Celebration of Penticton Soccer Club's 50th and 60th anniversary with hosting Whitecaps and Pacific Coast Soccer League playoffs

VANCOUVER WHITECAPS  Mike Gomes challenges Penticton Pinnacles’ Paul Raposo during an exhibition match at King’s Park held June 27

VANCOUVER WHITECAPS Mike Gomes challenges Penticton Pinnacles’ Paul Raposo during an exhibition match at King’s Park held June 27

This is the third and final story on the Penticton Soccer Club to commemorate its 60th anniversary.

Rewind to June 27, 2004, and the Penticton Soccer Club (PSC) celebrated its 50th anniversary by hosting the Vancouver Whitecaps for an exhibition match.

It all came together after five months of planning following discussions between Charlie Goeckel, a lifetime director with the PSC, and Bob Lenarduzzi, who was the director of soccer operations of the Whitecaps when they played in the United States League. They talked about the importance of the anniversary and it was agreed that an exhibition was the best way to celebrate.

The Pinnacles lost 6-2 in front of nearly 2,500 fans, (free for youth soccer kids and $5 admission for adults) who watched as Lenarduzzi and Whitecaps coach Tony Fonseca, an ex-Portuguese national team player, played for the Penticton side.

“It was just excellent. It couldn’t have been any better,” said Goeckel in a 2004 interview. “From the technical side of it all, it was a good game for us. The Whitecaps demonstrated some very good skills. The score didn’t really matter.”

Pinnacles coach Ivo Jaager said at the time he was pleased with the play of his team adding that fans were appreciative.

“Most of the people were impressed as to how well we played against such a high-calibre team,” said Jaager in 2004.
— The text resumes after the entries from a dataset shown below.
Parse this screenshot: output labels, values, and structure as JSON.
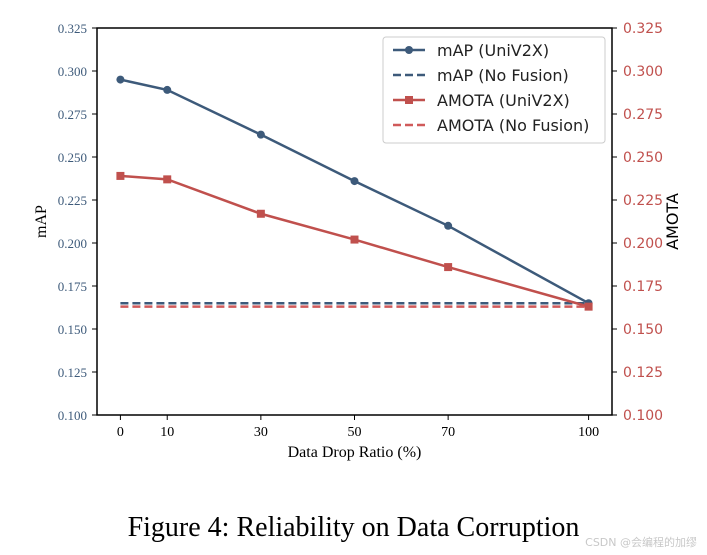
{
  "chart_data": {
    "type": "line",
    "xlabel": "Data Drop Ratio (%)",
    "ylabel_left": "mAP",
    "ylabel_right": "AMOTA",
    "x": [
      0,
      10,
      30,
      50,
      70,
      100
    ],
    "xlim": [
      -5,
      105
    ],
    "x_ticks": [
      "0",
      "10",
      "30",
      "50",
      "70",
      "100"
    ],
    "ylim": [
      0.1,
      0.325
    ],
    "y_ticks": [
      "0.100",
      "0.125",
      "0.150",
      "0.175",
      "0.200",
      "0.225",
      "0.250",
      "0.275",
      "0.300",
      "0.325"
    ],
    "series": [
      {
        "name": "mAP (UniV2X)",
        "axis": "left",
        "style": "solid",
        "marker": "circle",
        "color": "#3d5a7a",
        "values": [
          0.295,
          0.289,
          0.263,
          0.236,
          0.21,
          0.165
        ]
      },
      {
        "name": "mAP (No Fusion)",
        "axis": "left",
        "style": "dashed",
        "marker": "none",
        "color": "#3d5a7a",
        "values": [
          0.165,
          0.165,
          0.165,
          0.165,
          0.165,
          0.165
        ]
      },
      {
        "name": "AMOTA (UniV2X)",
        "axis": "right",
        "style": "solid",
        "marker": "square",
        "color": "#c0504d",
        "values": [
          0.239,
          0.237,
          0.217,
          0.202,
          0.186,
          0.163
        ]
      },
      {
        "name": "AMOTA (No Fusion)",
        "axis": "right",
        "style": "dashed",
        "marker": "none",
        "color": "#d05a5a",
        "values": [
          0.163,
          0.163,
          0.163,
          0.163,
          0.163,
          0.163
        ]
      }
    ],
    "legend_position": "top-right",
    "grid": false
  },
  "caption": "Figure 4: Reliability on Data Corruption",
  "watermark": "CSDN @会编程的加缪"
}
The club forked over around $8,000 for the expenses of hosting the Whitecaps, which included the rental of a private plane to bring them to Penticton.

PSC president Dale Anderson remembers the game being fabulous to watch as both teams possessed skill.

“The Whitecaps didn’t hold back,” said Anderson.

What impressed Anderson most about the Whitecaps was that people got in line for autographs for three to four hours.

“These players were very welcoming,” said Anderson adding that Lenarduzzi’s and Fonseca’s professionalism had rubbed off on the athletes. “They were great with the fans, really great to watch.”

Anderson also remembers Lenarduzzi and the players telling the club that they had never been treated so well, adding that Penticton was first-class. Anderson believes that led to helping them get the Whitecaps ladies professional game against the Santa Clarita Blue Heat on July 8, 2011.

Fast forward to July 26-27 of this year, and to celebrate the 60th anniversary, the Pacific Coast Soccer League (PCSL) awarded the club the Challenge Cup playoffs.

“The playoffs went absolutely spectacular,” said Anderson, president of PSC for 12 years.

The celebration during the playoffs recognized Pinnacles players from the 1950s to 70s with PCSL board of directors as well as Pinnacles FC members. Spectators watched as the Pinnacles women’s team captured back-to-back championships, while the men’s side lost in the semifinal round to the eventual Challenge Cup champion Victoria Highlanders FC, 3-2 in a shootout. Anderson said the outcome of the playoffs was so well received, that the Khalsa Sporting Club, who won the Sheila Anderson Memorial Challenge Cup (men’s Premier Division), went back to Vancouver and asked the president of the PCSL if Penticton could host the playoffs every year.

“They said it was first class,” repeated Anderson.

While hosting the PCSL playoffs every year won’t happen, it’s in the works for Penticton to host an international game during the May long weekend tournament in 2015. There is interest from the Portland Timbers, who compete for the J.F. Kennedy Cup, consisting of the Oregon  and Washington State champs,  and the B.C. team in the PCSL that finishes highest. They will take on the PCSL all-stars.

“That would be the highest calibre of ball that we have had here since the women’s Whitecaps professional game,” said Anderson.

Since the Pinnacles joined the PSCL in 1997, the men’s team played in the Premier Division and failed to win a championship. The team switched over to the Reserve Division in 2007 and won its first Challenge Cup last year.

On the women’s side,  the league’s website only has information as far back as 2007,  but the Pinnacles won the Bill Gillespie Challenge Cup in 2009, 2013 and 2014.

Anderson said looking at a three-peat for the women’s team is important.

“On reserve side we are ecstatic. How can we not be happy with the results we’re seeing?” said Anderson. “I don’t think we accomplished what we wanted on the Premier side. That’s why we would like to take another shot at it. I believe we have the strength to actually win the Premier league. It’s a few years out.”

Below, Pinnacles forward Randy Hubber was named the 2013 Challenge Cup most valuable player.